Purchases with community funds

Recent Developments in Family Law

SUPREME COURT FINDS THAT PURCHASES MADE BY ONE OR BOTH SPOUSES FROM A THIRD PARTY WITH COMMUNITY FUNDS DURING THE MARRIAGE ARE NOT EXEMPT FROM THE TRANSMUTATION REQUIREMENTS FOR CONVERTING COMMUNITY PROPERTY TO SEPARATE PROPERTY. IN RE THE MARRIAGE OF VALLI (2014) 58 Cal.4th 1396

FACTS

During the marriage, the Husband (H) used community property funds from a joint bank account to purchase a $3.75 million dollar insurance policy on his life, naming his Wife (W) as the sole owner and beneficiary. Until the parties’ separation, the premiums on the policy were paid with community property funds from a joint bank account. H argued that the policy was community property because it was purchased during the marriage with community funds. W argued that the policy was her separate property because H arranged for the policy to be put solely in her name, thereby changing the policy’s character from community property to separate property.

The trial court ruled that the insurance policy was community property because it was acquired during the marriage with community funds. The court awarded the policy to H and ordered him to buy out W’s interest in the policy by paying her $182,500, representing one-half of the policy’s cash value at the time of trial. The Court of Appeal reversed, holding that the insurance policy was W’s separate policy. H appealed that ruling to the California Supreme Court.

CALIFORNIA SUPREME COURT DECISION

The California Supreme Court explained that married persons may, through a transfer or an agreement, transmute (i.e. change) the character of property from community to separate or from separate to community. However, a transmutation of property is not valid “unless made in writing by an express declaration that is made, joined in, consented to, or accepted by the spouse whose interest in the property is adversely affected” (Family Code § 852(a)). To satisfy the “express declaration” requirement, a writing signed by the adversely affected spouse must expressly state that the character or ownership of the property at issue is being changed. The express declaration requirement “does not apply to a gift between the spouses of clothing, wearing apparel, jewelry, or other tangible articles of a personal nature that is used solely or principally by the spouse to whom the gift is made and that is not substantial in value taken into account the circumstance of the marriage” (Family Code § 852(c)).

H argued because the express written declaration requirement was not satisfied, and placing of the life insurance policy which was purchased during the marriage with community funds in W’s name did not transmute the policy into a separate property asset of W. W asked the court to draw a distinction between interspousal property transactions subject to the transmutation statutes and property acquisitions from third parties, which she argued would not be subject to those statutes even when it has the claimed effect of changing community property funds to a separate property asset or vice versa. Since the transaction was between H and the insurance company issuing the policy, W argued there was no interspousal transaction and the transmutation requirements do not apply.

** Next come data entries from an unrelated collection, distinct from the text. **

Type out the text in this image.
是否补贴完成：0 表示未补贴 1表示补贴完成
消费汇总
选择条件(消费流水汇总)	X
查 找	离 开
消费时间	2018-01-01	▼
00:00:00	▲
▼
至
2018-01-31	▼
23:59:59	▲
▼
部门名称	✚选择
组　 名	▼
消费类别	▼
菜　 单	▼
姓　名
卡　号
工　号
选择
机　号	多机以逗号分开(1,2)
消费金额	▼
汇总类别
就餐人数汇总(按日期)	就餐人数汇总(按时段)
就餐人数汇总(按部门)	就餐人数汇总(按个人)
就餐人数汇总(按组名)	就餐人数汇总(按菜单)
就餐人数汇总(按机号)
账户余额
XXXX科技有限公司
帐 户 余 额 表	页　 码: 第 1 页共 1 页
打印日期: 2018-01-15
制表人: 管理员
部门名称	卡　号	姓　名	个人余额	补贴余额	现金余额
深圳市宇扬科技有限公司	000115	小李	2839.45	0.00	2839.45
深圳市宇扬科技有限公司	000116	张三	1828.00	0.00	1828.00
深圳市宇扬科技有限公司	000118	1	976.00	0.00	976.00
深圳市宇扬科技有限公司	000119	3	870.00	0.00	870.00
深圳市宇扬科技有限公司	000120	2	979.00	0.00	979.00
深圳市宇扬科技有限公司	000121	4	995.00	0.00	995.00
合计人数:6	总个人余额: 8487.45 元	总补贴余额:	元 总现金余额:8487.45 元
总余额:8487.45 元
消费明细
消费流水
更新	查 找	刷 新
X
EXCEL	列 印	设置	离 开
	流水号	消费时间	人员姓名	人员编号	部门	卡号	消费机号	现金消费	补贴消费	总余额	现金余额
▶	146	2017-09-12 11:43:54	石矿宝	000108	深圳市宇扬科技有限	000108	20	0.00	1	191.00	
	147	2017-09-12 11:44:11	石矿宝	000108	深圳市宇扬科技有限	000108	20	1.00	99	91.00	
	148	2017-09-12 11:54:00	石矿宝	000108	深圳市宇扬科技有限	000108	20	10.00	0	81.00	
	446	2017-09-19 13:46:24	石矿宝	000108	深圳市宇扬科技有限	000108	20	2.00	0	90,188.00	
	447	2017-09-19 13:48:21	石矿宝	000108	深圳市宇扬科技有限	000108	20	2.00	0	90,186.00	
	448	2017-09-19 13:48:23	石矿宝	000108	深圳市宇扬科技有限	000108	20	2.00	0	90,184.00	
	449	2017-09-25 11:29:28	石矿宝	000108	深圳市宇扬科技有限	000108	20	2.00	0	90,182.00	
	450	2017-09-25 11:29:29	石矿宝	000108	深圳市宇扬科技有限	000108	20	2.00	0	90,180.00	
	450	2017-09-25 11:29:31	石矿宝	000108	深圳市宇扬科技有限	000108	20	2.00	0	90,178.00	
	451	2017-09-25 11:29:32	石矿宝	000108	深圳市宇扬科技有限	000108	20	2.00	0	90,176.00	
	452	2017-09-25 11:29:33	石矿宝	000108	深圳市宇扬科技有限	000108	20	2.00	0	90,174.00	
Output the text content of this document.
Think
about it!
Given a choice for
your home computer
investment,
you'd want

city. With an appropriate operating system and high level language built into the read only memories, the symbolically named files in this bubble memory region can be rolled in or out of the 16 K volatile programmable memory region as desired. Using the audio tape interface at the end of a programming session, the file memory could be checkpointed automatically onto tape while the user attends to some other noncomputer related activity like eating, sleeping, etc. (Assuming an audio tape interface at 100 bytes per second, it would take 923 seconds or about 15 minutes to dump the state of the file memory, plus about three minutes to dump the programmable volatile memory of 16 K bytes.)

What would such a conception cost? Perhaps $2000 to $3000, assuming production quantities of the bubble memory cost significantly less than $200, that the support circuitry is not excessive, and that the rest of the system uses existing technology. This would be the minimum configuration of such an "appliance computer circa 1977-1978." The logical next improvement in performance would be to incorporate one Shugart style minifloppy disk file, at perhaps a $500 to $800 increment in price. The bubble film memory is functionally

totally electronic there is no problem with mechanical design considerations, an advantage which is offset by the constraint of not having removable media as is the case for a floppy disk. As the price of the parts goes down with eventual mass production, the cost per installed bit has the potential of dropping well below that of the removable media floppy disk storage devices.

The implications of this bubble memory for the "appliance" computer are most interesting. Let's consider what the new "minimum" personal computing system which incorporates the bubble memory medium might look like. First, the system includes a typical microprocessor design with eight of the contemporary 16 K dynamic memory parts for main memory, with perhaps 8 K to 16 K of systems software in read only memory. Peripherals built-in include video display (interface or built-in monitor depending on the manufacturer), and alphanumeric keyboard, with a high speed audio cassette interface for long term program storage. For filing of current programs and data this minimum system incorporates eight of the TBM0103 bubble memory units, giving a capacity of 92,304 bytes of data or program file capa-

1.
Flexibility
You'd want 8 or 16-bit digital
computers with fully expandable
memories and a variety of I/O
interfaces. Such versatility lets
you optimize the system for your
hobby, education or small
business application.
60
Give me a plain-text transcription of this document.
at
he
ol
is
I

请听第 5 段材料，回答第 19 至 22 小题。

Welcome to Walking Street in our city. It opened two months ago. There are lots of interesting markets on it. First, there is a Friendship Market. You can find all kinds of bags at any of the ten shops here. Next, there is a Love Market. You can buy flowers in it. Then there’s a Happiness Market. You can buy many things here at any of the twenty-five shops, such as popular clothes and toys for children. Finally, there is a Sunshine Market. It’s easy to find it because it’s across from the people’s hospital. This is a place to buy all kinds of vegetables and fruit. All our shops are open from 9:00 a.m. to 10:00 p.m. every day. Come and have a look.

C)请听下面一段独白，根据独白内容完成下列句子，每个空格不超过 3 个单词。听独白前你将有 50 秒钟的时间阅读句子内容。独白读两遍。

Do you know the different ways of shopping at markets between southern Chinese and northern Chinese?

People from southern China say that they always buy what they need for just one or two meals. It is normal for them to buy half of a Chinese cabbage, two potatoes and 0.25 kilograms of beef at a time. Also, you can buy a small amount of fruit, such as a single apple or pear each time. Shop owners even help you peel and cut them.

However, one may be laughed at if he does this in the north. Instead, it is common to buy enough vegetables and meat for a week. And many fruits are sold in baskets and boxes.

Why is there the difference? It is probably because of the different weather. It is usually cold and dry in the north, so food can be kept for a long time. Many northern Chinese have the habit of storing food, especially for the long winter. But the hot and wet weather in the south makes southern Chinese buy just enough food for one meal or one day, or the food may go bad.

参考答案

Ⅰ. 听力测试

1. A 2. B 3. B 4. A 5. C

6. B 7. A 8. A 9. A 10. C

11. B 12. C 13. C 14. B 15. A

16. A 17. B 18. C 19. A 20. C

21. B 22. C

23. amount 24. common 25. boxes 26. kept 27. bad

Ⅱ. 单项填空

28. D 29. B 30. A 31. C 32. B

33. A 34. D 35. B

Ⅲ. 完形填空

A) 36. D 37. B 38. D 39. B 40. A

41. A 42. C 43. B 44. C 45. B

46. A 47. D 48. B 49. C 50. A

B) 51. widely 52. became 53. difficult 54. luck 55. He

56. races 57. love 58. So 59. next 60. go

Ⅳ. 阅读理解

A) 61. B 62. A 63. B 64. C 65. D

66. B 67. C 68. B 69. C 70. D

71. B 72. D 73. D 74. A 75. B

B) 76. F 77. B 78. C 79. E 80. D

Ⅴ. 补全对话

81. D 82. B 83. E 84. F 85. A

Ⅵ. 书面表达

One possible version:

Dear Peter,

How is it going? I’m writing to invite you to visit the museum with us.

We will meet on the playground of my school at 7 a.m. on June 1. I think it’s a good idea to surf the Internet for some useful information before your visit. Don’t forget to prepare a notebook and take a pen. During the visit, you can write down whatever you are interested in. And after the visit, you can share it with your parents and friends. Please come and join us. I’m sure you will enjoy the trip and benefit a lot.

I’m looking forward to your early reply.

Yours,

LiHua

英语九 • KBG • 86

The California Supreme Court rejected W’s proposed exemption for spousal purchases from third parties. Because spouses most often use community funds to purchase gifts of relatively inexpensive personal items for each other, the statutory exemption necessarily implies that gifts not qualifying for the exemption (because they are either substantial in value or because they are not items of a personal nature) are transmutations subject to the express declaration requirement, notwithstanding the fact that many or most involve purchases from third parties. The Supreme Court agreed with the trial court’s characterization of the insurance policy as community property. The Court of Appeal’s Judgment was reversed.

COMMENTS

This is a major clarification of California law. Many of our clients tell us about assets such as car, real estate, bank accounts, life insurance policies, etc. that have been purchased during the marriage with community property (CP) funds but are held in the name of only one of the parties. For example, sometimes the family home is purchased only in wife’s name due to economic reasons. Or husband buys a car in his name because wife is unable to sign the purchase documents because she is unavailable to do so. Some courts have held that the way title to the asset is held is controlling. Those courts have held that the house in our example is wife’s separate property (SP) because the title is held in her name alone. The car in our example is the husband’s SP for the same reason. We have long believed these courts were wrong. Spouses often use CP money to purchase an asset in one spouse’s name with no intention the asset will be the spouse’s SP. The California Supreme Court has now clearly said they agree. If an asset is to be one spouse’s SP there must be a written document, signed by the adversely affected party, that clearly states the asset is one spouses’ SP.

CAUTION

A deed may be that written document. Be careful what you sign. When in doubt, ask an experienced family law attorney.